Philosophy, Style, and Themes
Foot's politics were rooted in ethical socialism rather than technocratic reform. He saw Parliament not as a chamber for managerial tidying but as a theater of conscience where language could still alter events. His style - shaggy, learned, improvisatory, often physically disheveled - concealed intense preparation and a classical sense of cadence. He distrusted the bloodless expert and the leader who treated conviction as a public-relations risk. “Men of power have no time to read; yet the men who do not read are unfit for power”. That aphorism was self-description as much as social criticism: reading, in Foot's world, was not ornament but the training of sympathy and judgment. He prized imagination because it widened moral perception; the opposite, for him, was not merely dullness but cruelty.
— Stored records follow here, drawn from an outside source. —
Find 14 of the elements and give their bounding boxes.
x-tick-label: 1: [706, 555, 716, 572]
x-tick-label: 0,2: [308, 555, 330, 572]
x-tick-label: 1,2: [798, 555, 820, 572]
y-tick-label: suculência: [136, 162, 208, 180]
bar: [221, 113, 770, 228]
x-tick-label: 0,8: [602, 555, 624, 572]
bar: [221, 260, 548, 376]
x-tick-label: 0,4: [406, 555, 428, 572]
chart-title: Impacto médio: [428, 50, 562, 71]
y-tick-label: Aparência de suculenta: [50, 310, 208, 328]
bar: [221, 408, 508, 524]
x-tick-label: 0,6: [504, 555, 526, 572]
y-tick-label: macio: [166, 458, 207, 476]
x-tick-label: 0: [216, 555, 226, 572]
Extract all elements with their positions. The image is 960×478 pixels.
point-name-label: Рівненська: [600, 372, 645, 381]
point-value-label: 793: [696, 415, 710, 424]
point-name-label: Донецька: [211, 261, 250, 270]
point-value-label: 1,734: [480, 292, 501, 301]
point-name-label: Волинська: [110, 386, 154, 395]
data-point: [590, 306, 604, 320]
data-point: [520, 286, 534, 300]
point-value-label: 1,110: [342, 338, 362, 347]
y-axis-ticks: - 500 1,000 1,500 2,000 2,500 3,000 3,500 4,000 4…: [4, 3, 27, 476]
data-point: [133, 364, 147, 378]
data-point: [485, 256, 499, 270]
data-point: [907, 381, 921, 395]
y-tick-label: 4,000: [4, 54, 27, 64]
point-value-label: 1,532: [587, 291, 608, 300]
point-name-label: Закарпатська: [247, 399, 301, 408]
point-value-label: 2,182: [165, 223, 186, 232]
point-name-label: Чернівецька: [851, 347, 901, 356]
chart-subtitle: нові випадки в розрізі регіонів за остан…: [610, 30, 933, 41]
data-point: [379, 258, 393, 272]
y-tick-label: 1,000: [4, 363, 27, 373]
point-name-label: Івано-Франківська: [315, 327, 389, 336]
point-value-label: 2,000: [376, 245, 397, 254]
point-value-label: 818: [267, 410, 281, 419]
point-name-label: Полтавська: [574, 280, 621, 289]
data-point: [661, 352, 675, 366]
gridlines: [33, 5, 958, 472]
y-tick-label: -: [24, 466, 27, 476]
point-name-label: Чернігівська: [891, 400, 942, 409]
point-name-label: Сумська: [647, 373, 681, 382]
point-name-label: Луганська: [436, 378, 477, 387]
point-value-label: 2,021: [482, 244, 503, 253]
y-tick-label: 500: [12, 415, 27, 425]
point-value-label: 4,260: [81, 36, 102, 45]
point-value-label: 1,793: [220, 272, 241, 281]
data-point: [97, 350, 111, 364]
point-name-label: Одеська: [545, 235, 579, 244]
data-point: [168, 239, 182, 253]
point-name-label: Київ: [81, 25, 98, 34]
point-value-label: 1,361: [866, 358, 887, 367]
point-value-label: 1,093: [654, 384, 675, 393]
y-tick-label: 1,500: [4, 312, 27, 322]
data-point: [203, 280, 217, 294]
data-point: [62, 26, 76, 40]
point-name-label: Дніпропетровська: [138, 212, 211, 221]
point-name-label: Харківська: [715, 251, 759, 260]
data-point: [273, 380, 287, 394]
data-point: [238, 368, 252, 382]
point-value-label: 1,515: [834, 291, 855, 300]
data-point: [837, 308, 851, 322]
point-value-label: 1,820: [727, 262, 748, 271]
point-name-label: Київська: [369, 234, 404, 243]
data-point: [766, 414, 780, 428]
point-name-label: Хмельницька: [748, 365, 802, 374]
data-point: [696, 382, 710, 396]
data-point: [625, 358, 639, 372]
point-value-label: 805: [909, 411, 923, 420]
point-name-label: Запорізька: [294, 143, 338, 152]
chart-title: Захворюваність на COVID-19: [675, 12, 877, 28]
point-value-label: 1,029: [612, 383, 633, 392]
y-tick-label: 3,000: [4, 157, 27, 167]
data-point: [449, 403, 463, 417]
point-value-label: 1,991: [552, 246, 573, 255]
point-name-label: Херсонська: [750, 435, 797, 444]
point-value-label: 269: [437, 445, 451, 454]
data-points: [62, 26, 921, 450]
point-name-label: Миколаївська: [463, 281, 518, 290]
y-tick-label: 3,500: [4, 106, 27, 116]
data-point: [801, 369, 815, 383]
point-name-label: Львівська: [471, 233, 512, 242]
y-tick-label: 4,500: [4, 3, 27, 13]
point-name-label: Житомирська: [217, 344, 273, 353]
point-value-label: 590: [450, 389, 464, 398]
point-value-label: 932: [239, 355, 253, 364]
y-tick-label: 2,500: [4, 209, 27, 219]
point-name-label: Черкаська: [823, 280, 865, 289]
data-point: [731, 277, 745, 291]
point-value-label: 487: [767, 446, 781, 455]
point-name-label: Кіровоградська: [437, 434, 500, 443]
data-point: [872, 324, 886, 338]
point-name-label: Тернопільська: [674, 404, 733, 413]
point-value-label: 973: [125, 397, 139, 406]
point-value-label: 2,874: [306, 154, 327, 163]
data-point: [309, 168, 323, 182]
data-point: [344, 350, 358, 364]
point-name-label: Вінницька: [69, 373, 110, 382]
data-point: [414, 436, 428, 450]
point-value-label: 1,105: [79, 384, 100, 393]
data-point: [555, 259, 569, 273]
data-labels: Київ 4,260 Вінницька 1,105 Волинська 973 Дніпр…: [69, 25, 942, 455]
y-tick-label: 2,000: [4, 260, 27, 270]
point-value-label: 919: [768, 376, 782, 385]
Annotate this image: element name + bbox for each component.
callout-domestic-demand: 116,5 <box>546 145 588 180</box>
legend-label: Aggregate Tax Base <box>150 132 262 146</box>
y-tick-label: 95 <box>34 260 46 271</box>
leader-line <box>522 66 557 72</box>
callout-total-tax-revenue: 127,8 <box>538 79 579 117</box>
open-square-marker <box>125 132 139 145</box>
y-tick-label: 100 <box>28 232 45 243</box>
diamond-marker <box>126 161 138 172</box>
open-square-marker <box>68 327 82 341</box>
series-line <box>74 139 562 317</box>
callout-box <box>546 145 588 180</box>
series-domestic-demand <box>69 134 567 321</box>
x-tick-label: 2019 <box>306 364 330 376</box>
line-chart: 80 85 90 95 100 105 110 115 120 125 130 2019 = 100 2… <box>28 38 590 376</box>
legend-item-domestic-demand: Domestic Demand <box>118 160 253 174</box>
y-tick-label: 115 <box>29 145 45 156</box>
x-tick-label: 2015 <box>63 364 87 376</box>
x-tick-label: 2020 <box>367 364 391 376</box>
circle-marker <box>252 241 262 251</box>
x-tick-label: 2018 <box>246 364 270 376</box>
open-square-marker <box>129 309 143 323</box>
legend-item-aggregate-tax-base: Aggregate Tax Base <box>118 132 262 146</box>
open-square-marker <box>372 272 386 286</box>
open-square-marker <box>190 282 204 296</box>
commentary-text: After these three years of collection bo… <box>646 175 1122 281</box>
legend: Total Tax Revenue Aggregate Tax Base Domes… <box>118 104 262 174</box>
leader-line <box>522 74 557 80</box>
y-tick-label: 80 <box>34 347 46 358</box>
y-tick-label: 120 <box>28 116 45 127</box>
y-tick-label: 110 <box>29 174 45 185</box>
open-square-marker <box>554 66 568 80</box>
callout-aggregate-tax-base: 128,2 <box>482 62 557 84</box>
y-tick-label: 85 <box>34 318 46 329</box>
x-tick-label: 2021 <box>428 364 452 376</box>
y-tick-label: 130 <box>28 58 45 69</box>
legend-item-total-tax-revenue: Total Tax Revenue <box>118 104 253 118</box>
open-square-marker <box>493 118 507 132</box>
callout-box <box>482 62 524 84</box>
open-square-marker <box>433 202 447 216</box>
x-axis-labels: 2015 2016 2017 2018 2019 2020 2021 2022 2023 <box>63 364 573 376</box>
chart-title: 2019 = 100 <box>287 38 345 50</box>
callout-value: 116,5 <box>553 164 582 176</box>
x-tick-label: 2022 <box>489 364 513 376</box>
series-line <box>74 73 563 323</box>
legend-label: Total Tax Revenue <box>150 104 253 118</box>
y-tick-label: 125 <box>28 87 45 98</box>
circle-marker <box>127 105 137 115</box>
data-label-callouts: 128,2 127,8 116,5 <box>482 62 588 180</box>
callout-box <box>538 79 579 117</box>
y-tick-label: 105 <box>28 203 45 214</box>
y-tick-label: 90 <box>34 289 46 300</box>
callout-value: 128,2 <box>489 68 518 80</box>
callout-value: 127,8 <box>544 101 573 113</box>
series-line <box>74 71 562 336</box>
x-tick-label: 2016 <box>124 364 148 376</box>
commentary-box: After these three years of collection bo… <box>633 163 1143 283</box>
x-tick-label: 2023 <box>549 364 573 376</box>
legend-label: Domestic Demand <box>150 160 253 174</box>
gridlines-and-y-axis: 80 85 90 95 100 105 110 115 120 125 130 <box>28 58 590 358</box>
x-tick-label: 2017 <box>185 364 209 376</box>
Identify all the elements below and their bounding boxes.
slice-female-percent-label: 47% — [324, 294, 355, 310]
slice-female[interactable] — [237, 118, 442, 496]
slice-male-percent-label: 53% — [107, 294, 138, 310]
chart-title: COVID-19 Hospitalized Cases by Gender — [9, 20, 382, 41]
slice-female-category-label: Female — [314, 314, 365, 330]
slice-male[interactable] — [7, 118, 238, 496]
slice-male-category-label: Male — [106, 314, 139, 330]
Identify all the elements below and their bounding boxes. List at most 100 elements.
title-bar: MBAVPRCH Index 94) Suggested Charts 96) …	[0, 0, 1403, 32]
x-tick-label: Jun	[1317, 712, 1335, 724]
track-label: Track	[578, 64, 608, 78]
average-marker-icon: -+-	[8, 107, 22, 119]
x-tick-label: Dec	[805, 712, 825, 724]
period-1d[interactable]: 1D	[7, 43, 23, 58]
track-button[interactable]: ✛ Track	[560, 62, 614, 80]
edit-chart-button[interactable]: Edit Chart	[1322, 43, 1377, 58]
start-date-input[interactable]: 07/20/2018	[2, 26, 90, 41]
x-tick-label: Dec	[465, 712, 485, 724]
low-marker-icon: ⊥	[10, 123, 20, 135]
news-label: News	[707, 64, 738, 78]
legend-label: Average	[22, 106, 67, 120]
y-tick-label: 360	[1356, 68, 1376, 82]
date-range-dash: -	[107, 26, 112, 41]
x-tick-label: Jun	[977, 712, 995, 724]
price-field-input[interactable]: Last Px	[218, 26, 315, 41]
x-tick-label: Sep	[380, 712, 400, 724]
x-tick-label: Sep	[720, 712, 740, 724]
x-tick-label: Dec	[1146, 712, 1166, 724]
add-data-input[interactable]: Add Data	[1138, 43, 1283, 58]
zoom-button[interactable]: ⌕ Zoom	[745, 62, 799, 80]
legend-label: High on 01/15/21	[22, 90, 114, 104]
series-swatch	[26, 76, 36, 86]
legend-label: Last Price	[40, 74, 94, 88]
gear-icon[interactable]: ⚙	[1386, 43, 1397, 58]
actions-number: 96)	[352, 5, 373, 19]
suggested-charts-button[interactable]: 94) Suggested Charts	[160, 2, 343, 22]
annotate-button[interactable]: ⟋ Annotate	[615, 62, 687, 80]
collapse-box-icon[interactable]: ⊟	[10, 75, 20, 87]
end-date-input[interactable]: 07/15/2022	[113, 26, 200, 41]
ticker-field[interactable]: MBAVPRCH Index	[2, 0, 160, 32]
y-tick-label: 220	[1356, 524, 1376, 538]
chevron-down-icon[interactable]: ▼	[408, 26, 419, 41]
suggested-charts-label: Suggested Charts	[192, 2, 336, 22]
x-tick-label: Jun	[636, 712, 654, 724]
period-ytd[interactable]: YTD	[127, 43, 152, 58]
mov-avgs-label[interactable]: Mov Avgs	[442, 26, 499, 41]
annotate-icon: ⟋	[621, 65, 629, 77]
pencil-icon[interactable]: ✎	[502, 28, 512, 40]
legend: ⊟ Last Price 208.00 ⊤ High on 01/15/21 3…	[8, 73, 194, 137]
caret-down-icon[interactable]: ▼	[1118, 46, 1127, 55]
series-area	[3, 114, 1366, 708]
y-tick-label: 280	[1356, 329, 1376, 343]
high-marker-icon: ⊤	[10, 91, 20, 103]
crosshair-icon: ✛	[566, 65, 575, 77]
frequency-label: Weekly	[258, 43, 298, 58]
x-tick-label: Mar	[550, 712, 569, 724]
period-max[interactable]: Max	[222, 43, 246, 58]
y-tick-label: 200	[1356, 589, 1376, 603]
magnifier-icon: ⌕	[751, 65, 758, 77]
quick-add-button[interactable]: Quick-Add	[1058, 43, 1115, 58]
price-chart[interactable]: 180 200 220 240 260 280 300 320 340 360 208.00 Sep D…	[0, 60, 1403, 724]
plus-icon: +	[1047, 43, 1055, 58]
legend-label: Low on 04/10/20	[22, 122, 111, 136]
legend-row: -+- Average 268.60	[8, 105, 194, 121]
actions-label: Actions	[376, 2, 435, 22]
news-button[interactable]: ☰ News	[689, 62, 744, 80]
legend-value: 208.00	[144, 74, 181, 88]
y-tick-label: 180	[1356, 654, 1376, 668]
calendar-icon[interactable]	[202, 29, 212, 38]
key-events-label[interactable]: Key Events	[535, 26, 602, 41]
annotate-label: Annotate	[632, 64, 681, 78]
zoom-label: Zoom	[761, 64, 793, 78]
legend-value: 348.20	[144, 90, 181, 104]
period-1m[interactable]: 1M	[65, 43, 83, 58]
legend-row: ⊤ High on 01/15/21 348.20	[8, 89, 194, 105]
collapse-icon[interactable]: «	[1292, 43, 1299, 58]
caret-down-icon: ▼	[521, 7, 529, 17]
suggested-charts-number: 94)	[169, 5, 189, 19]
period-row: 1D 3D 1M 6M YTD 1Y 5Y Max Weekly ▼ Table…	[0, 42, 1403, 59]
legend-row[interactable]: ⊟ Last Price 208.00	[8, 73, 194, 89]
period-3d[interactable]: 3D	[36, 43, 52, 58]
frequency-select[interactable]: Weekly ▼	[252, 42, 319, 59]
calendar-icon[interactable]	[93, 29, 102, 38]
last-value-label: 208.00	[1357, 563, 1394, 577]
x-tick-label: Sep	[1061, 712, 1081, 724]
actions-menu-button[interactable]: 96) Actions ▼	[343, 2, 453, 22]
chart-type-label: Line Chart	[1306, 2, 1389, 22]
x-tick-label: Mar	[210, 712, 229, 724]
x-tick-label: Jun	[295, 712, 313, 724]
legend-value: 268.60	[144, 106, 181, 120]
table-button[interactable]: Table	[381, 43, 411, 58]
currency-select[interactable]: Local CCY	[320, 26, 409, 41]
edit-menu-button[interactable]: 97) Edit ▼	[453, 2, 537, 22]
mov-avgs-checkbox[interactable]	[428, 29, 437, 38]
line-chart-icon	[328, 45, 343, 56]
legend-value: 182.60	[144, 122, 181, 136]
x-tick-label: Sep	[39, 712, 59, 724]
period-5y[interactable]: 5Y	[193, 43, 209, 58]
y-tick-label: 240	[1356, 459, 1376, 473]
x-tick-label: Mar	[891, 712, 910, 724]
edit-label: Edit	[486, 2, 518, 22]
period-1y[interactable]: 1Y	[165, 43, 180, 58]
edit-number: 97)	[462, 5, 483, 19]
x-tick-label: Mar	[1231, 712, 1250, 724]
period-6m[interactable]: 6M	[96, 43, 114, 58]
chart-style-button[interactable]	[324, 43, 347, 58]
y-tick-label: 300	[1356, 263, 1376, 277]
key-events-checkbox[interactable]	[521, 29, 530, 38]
That explains the savagery and precision of many of his judgments. Of Margaret Thatcher he said, “She has no imagination and that means no compassion”. The line was severe, but it reveals his belief that politics begins in the ability to picture other lives from the inside. Even his wit about institutions carried a moral impatience with delay and evasion: “A Royal Commission is a broody hen sitting on a china egg”. He preferred argument that exposed reality to procedure that postponed it. Yet there was vulnerability within the combativeness. Foot was often accused of belonging to another age, and in some sense he did: he believed public speech should be elevated by history, that parties should stand for doctrines, and that intellectual seriousness was compatible with popular politics. His failures came partly from those strengths. He could misjudge electoral mood, overvalue nobility in defeat, and assume that the electorate would reward candor. But the same traits gave him unusual depth, making him less a strategist of office than a custodian of democratic moral memory.
Legacy and Influence
Michael Foot died on 3 March 2010, long after the immediate battles of his leadership had passed into history, and his reputation has steadily broadened beyond the easy jokes once attached to 1983. He endures as one of the great parliamentarians of the twentieth century, a bridge between the literary radicalism of the nineteenth century and the mass-party struggles of modern Labour. For admirers, he embodied intellect without snobbery, patriotism without chauvinism, and socialism as an extension of humane imagination. For critics, he symbolized the limits of principled politics in an age of television, party fragmentation, and nationalist war. Both views contain truth, but neither exhausts him. His real legacy lies in the insistence that politics is a moral and cultural vocation, not simply an administrative trade - that a statesman should read deeply, speak honestly, remember the defeated, and treat democratic institutions as instruments of justice rather than spectacle.